Research from ACCA (the Association of Chartered Certified Accountants) among 87 accountants and finance professionals in Trinidad and Tobago reveals that just four per cent of the organisations they work for have set targets to be net zero compliant by 2050.
But the good news is that 78 per cent in TT say their organisation will be willing to invest much more than today in addressing climate change over the next three to five years – compared to just 38 per cent globally.
These startling facts in ACCA’s new report Climate action and the accountancy profession: building a sustainable future come ahead of the COP26 summit which begins on October 31 in Glasgow, Scotland.
The key findings and the opinions from participants from both the public and private sectors, in organisations large and small, reveal the gap between the good intentions of organisations, and the urgent and speedy need for climate action.
Helen Brand OBE, chief executive of ACCA, said: “There’s a critical need for leaders, whether in governments, the private or public sectors, to grasp the scale of this challenge and to respond to it. The accountancy profession has a critical role to play in this, both to lead long-term value creation in sustainable economies, and to champion responsible practices for the public good.”
The report highlights that accountancy and finance professionals can bring an integrated approach that places sustainability at the heart of organisational decision making, rather than it being an additional consideration. This approach links strategy and governance to data-driven decision making and rigorous measurement of performance using science-based targets, coherent reporting and trustworthy assurance of information used by stakeholders.

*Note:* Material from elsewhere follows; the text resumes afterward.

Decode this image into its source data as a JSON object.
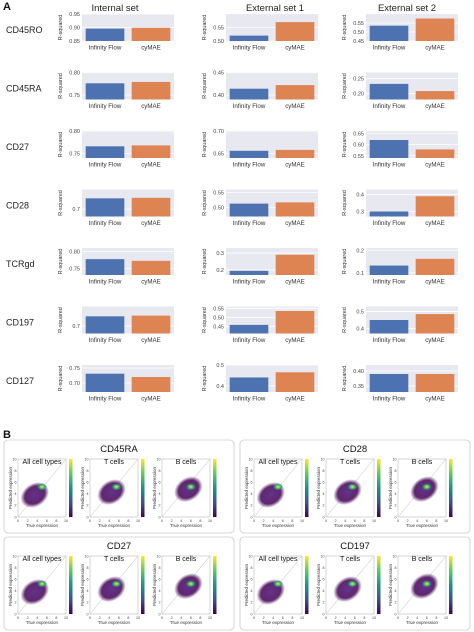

Shelly-Ann Mohammed, head of ACCA Caribbean, added: “Very few organisations are progressing at the pace and scale needed to counter the devastating and world-altering threats climate change is posing. Organisations must leverage the expertise of accountancy and finance professionals to increase the pace of climate action. This is needed to future proof their organisations and to deliver value while coexisting with natural ecosystems.”
For TT, the report reveals that:
• 16 per cent integrate climate key performance indicators (KPIs) into their business strategy and/or risk frameworks.
• 15 per cent say that climate change considerations play a significant role in financial decision-making in their organisation.
• 75 per cent say the impact will come through physical effects of climate change such as changing weather patterns, extreme heat or flooding.
• 40 per cent believe climate change regulation – in the form of climate pricing or new reporting requirements – will impact their organisation over the next five years.
• 72 per cent say it’s important that their future career involves taking action on climate change.
• 76 per cent say it’s important that accountancy and finance teams are involved in supporting their organisations to tackle climate change.
Despite the appetite of finance teams to support their organisations, they also feel that there are barriers to be overcome – the most cited one (59 per cent) being an internal organisational perception that climate action was not viewed as the responsibility of the finance team. Lack of commercial incentive around climate action (34 per cent), a lack of support from leadership (47 per cent), poor data to work with (28 per cent), and their own lack of professional skills in the area of expertise (16 per cent) were also seen as barriers. Only 12 per cent said there were no barriers.
Mohammed concluded: “While some of these findings are concerning, there are clear opportunities. We see ahead a new purpose for organisations, a new way for them to operate, and an opportunity for accountancy and finance professionals to provide leadership. Their ability to drive strategy and decision making by connecting financial and non-financial information into a coherent narrative, ethical lens, and trustworthy assurance of information will play a key role. Our report includes practical tips and guidance on reshaping organisations for a post-fossil fuel economy and the skills and mindset needed for this.”
As part of its commitment to the UN SDGs ACCA aims to become net zero by 2030. It will report on progress in its annual integrated report. As a member of the A4S Accounting Bodies Network (ABN), ACCA has also joined 12 other accountancy bodies to commit to achieve net zero greenhouse gas (GHG) emissions within their own organisations, as well as provide an enabling environment for their membership to do the same.